Added the following lines to the .bashrc on each node (IP addresses are obfuscated):

export CHPL_HOME=/nfs/software/chapel-1.23.0
source /nfs/software/chapel-1.23.0/util/setchplenv.bash
export CHPL_COMM=gasnet
export GASNET_SPAWNFN=S
export GASNET_SSH_SERVERS="10.xxx.yy.311 10.xxx.yy.316 10.xxx.yy.317 10.xxx.yy.322 10.xxx.yy.331 10.xxx.yy.335 10.xxx.yy.344 10.xxx.yy.348 10.xxx.yy.353 10.xxx.yy.358 10.xxx.yy.362 10.xxx.yy.364"

Enable password-less ssh between nodes by generating RSA key pairs on each node (ssh-keygen -t rsa). Copied public key generated on all nodes into the .ssh/authorized_keys file on every node.

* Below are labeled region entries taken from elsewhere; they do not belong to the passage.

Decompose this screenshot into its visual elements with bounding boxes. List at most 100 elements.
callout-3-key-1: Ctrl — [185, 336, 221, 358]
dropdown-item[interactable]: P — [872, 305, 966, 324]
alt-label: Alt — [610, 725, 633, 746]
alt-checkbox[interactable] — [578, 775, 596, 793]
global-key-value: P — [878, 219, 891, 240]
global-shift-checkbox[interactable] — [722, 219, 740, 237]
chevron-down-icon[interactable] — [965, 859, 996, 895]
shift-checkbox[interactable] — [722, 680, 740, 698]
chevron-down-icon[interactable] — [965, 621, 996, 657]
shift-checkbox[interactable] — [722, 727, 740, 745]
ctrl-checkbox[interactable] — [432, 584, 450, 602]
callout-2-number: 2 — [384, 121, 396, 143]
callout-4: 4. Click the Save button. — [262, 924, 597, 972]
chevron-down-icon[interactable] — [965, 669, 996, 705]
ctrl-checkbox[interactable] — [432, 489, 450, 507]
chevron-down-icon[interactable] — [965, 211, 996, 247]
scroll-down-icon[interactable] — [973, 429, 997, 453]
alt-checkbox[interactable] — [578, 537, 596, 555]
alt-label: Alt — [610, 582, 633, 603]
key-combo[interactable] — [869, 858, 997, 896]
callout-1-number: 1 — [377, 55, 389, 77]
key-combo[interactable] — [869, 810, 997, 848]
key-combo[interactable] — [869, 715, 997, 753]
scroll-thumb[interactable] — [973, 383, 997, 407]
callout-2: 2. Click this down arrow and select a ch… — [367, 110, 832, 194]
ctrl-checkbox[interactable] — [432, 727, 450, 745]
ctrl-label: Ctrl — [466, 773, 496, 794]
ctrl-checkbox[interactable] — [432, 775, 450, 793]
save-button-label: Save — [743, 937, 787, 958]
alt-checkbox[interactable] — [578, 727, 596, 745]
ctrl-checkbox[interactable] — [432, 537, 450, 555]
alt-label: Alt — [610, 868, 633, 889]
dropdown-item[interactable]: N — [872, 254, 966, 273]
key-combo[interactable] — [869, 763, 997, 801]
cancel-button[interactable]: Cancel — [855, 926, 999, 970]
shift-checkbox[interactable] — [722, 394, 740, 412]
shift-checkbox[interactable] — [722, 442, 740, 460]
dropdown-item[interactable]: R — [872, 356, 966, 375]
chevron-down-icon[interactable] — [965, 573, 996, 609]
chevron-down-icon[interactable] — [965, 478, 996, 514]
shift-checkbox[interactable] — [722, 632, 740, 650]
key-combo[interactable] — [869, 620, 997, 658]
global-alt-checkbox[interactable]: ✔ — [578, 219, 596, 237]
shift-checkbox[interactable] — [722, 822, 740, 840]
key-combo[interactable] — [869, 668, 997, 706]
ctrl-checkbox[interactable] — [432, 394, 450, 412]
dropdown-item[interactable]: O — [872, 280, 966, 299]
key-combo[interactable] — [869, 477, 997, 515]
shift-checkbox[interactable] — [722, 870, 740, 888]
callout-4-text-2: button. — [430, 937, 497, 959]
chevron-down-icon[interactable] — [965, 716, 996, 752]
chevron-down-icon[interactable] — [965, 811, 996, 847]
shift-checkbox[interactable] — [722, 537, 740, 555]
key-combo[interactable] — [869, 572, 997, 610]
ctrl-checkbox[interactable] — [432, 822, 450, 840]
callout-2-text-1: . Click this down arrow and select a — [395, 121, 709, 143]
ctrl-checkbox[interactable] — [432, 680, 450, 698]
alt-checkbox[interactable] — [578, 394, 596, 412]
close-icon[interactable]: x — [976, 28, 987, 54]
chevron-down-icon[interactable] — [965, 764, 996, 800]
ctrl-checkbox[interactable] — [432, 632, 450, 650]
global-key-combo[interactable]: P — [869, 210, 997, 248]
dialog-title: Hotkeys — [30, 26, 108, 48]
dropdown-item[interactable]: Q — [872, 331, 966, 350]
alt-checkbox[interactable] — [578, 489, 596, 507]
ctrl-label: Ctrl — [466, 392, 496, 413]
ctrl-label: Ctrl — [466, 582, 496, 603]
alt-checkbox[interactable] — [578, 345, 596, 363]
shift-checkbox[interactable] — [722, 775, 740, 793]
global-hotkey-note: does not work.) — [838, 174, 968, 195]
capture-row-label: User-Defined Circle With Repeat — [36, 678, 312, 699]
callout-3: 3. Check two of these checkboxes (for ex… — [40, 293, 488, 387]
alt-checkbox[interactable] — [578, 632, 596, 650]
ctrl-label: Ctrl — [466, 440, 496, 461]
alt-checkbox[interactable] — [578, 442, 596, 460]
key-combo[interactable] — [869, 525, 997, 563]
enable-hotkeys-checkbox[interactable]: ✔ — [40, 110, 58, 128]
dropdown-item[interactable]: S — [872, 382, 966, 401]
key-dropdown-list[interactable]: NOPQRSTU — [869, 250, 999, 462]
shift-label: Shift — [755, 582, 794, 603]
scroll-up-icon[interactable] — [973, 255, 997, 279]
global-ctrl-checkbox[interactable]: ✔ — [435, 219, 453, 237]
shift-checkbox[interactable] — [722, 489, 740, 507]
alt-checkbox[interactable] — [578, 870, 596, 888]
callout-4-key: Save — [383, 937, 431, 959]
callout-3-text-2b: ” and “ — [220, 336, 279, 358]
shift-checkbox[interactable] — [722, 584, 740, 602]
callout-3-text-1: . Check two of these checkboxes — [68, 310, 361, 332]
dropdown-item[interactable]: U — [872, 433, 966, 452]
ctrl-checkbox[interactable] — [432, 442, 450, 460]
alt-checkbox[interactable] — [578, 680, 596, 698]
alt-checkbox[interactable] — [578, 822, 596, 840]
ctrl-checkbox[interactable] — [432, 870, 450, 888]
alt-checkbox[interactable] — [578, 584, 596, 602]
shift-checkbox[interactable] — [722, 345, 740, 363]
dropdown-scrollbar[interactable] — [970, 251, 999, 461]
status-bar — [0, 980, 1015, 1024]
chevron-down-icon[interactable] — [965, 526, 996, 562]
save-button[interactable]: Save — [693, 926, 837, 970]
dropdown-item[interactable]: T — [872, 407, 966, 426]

Then built it. The first time it complained that I should use gmake instead of make.

cd chapel-1.23.0
gmake
gmake check

Again, thanks in advance for your help.


Solution

  • By default, make check assumes $HOME is shared across nodes, which is the case on most HPC systems. During the test, it creates a temporary directory as a destination for the compiled test program: $HOME/.chpl. Because your home directory is not NFS-mounted, the make check fails.

    You can override the temporary directory used for make check by setting CHPL_CHECK_INSTALL_DIR. If you point that environment variable to an NFS-mounted path, make check should work.